ICC A117.1 prescribes several different levels of accessibility. Generally, under an "aging in place" perspective, I am seeking to make this house compliant with "type B"—not so extreme as "accessible" or "type A", but not so minimal as "type C". I have determined that 10′×5′ (or a little less than 10′, depending on how close the doors are to the perpendicular walls) is the minimum size of a bathroom compliant with ICC A117.1 "type B" (able to accommodate a 30″×48″ wheelchair clearance, but not including the extravagant 5-foot-diameter circular turning space required under "accessible" and "type A").
Prior to hiring the contractor, I hired an architect for initial feasibility checking.
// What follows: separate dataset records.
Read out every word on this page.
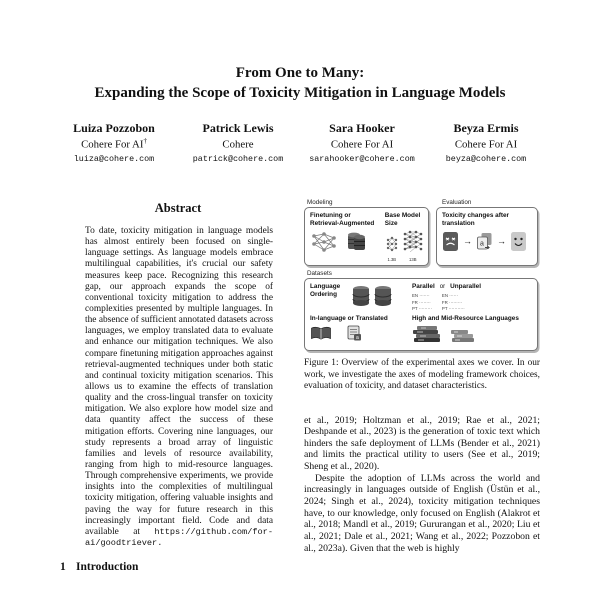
From One to Many:
Expanding the Scope of Toxicity Mitigation in Language Models
Luiza Pozzobon
Cohere For AI†
luiza@cohere.com
Patrick Lewis
Cohere
patrick@cohere.com
Sara Hooker
Cohere For AI
sarahooker@cohere.com
Beyza Ermis
Cohere For AI
beyza@cohere.com
Abstract

To date, toxicity mitigation in language models has almost entirely been focused on single-language settings. As language models embrace multilingual capabilities, it's crucial our safety measures keep pace. Recognizing this research gap, our approach expands the scope of conventional toxicity mitigation to address the complexities presented by multiple languages. In the absence of sufficient annotated datasets across languages, we employ translated data to evaluate and enhance our mitigation techniques. We also compare finetuning mitigation approaches against retrieval-augmented techniques under both static and continual toxicity mitigation scenarios. This allows us to examine the effects of translation quality and the cross-lingual transfer on toxicity mitigation. We also explore how model size and data quantity affect the success of these mitigation efforts. Covering nine languages, our study represents a broad array of linguistic families and levels of resource availability, ranging from high to mid-resource languages. Through comprehensive experiments, we provide insights into the complexities of multilingual toxicity mitigation, offering valuable insights and paving the way for future research in this increasingly important field. Code and data available at https://github.com/for-ai/goodtriever.

1 Introduction
Modeling	Evaluation
Finetuning or Retrieval-Augmented
Base Model Size
1.3B	13B
Toxicity changes after translation
→ a →
Datasets
Language Ordering
Parallel or Unparallel
EN ·······
FR ········
PT ·········
EN ······
FR ·········
PT ···········
In-language or Translated
a
High and Mid-Resource Languages
Figure 1: Overview of the experimental axes we cover. In our work, we investigate the axes of modeling framework choices, evaluation of toxicity, and dataset characteristics.

et al., 2019; Holtzman et al., 2019; Rae et al., 2021; Deshpande et al., 2023) is the generation of toxic text which hinders the safe deployment of LLMs (Bender et al., 2021) and limits the practical utility to users (See et al., 2019; Sheng et al., 2020).

Despite the adoption of LLMs across the world and increasingly in languages outside of English (Üstün et al., 2024; Singh et al., 2024), toxicity mitigation techniques have, to our knowledge, only focused on English (Alakrot et al., 2018; Mandl et al., 2019; Gururangan et al., 2020; Liu et al., 2021; Dale et al., 2021; Wang et al., 2022; Pozzobon et al., 2023a). Given that the web is highly
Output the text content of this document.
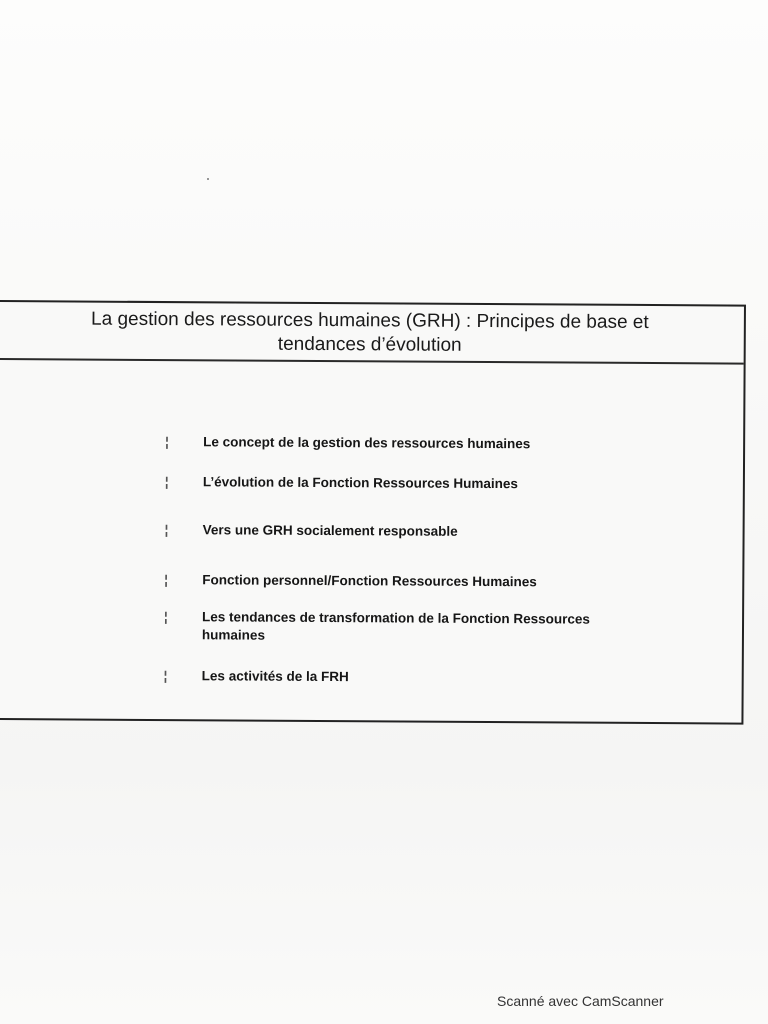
La gestion des ressources humaines (GRH) : Principes de base et tendances d’évolution
¦	Le concept de la gestion des ressources humaines
¦	L’évolution de la Fonction Ressources Humaines
¦	Vers une GRH socialement responsable
¦	Fonction personnel/Fonction Ressources Humaines
¦	Les tendances de transformation de la Fonction Ressources humaines
¦	Les activités de la FRH
Scanné avec CamScanner
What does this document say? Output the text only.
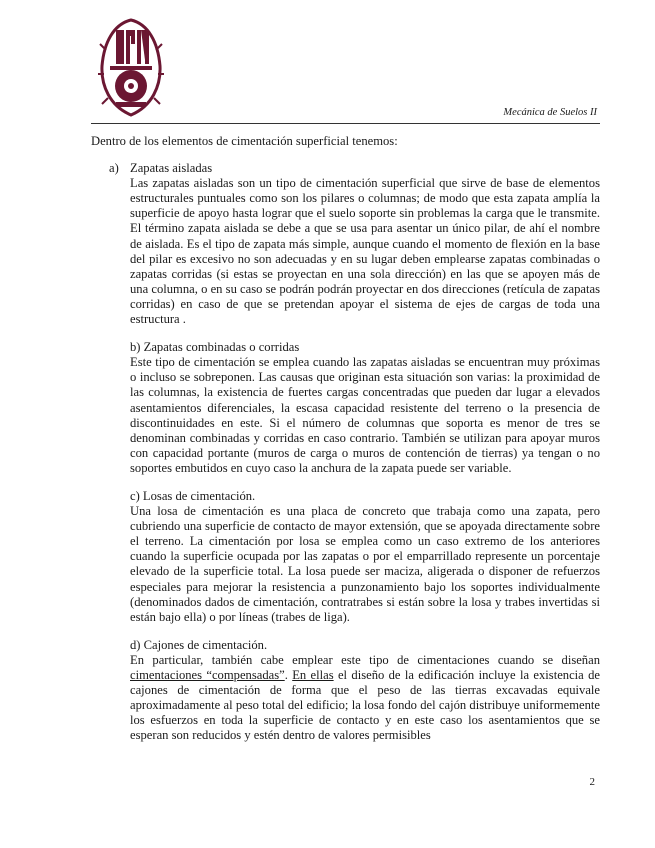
Mecánica de Suelos II

Dentro de los elementos de cimentación superficial tenemos:

a) Zapatas aisladas

Las zapatas aisladas son un tipo de cimentación superficial que sirve de base de elementos estructurales puntuales como son los pilares o columnas; de modo que esta zapata amplía la superficie de apoyo hasta lograr que el suelo soporte sin problemas la carga que le transmite. El término zapata aislada se debe a que se usa para asentar un único pilar, de ahí el nombre de aislada. Es el tipo de zapata más simple, aunque cuando el momento de flexión en la base del pilar es excesivo no son adecuadas y en su lugar deben emplearse zapatas combinadas o zapatas corridas (si estas se proyectan en una sola dirección) en las que se apoyen más de una columna, o en su caso se podrán podrán proyectar en dos direcciones (retícula de zapatas corridas) en caso de que se pretendan apoyar el sistema de ejes de cargas de toda una estructura .

b) Zapatas combinadas o corridas

Este tipo de cimentación se emplea cuando las zapatas aisladas se encuentran muy próximas o incluso se sobreponen. Las causas que originan esta situación son varias: la proximidad de las columnas, la existencia de fuertes cargas concentradas que pueden dar lugar a elevados asentamientos diferenciales, la escasa capacidad resistente del terreno o la presencia de discontinuidades en este. Si el número de columnas que soporta es menor de tres se denominan combinadas y corridas en caso contrario. También se utilizan para apoyar muros con capacidad portante (muros de carga o muros de contención de tierras) ya tengan o no soportes embutidos en cuyo caso la anchura de la zapata puede ser variable.

c) Losas de cimentación.

Una losa de cimentación es una placa de concreto que trabaja como una zapata, pero cubriendo una superficie de contacto de mayor extensión, que se apoyada directamente sobre el terreno. La cimentación por losa se emplea como un caso extremo de los anteriores cuando la superficie ocupada por las zapatas o por el emparrillado represente un porcentaje elevado de la superficie total. La losa puede ser maciza, aligerada o disponer de refuerzos especiales para mejorar la resistencia a punzonamiento bajo los soportes individualmente (denominados dados de cimentación, contratrabes si están sobre la losa y trabes invertidas si están bajo ella) o por líneas (trabes de liga).

d) Cajones de cimentación.

En particular, también cabe emplear este tipo de cimentaciones cuando se diseñan cimentaciones “compensadas”. En ellas el diseño de la edificación incluye la existencia de cajones de cimentación de forma que el peso de las tierras excavadas equivale aproximadamente al peso total del edificio; la losa fondo del cajón distribuye uniformemente los esfuerzos en toda la superficie de contacto y en este caso los asentamientos que se esperan son reducidos y estén dentro de valores permisibles

2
According to him, adding a basement would increase the cost of one of my designs by 40 percent (for a 988-ft2 design, from 133 k$ to 188 k$, not including the contractor's overhead and profit). I don't think that's a reasonable use of my limited funds. (This was long before I became aware of the 2019 RSMeans book. Now that I have the RSMeans book, which estimates a cost differential of only 10 percent for an unfinished basement or 24 percent for a finished basement, I feel a bit more skeptical of the architect's calculation. Still, he's the expert. I haven't asked the contractor about it, and I don't see much reason to now that I've signed a contract for a no-basement build.)
The slab will have R-10 foam-board insulation underneath it. (I argued to the contractor that the IRC mandates R-20 insulation under a slab floor in zone 5A (cool humid). But the contractor disagrees with my interpretation and thinks that R-20 under-slab insulation would be prone to compression over time.)
The IRC mandates that in every bedroom at least one window be big enough and low enough that a person can clamber through it easily, so I don't see much need for a back door.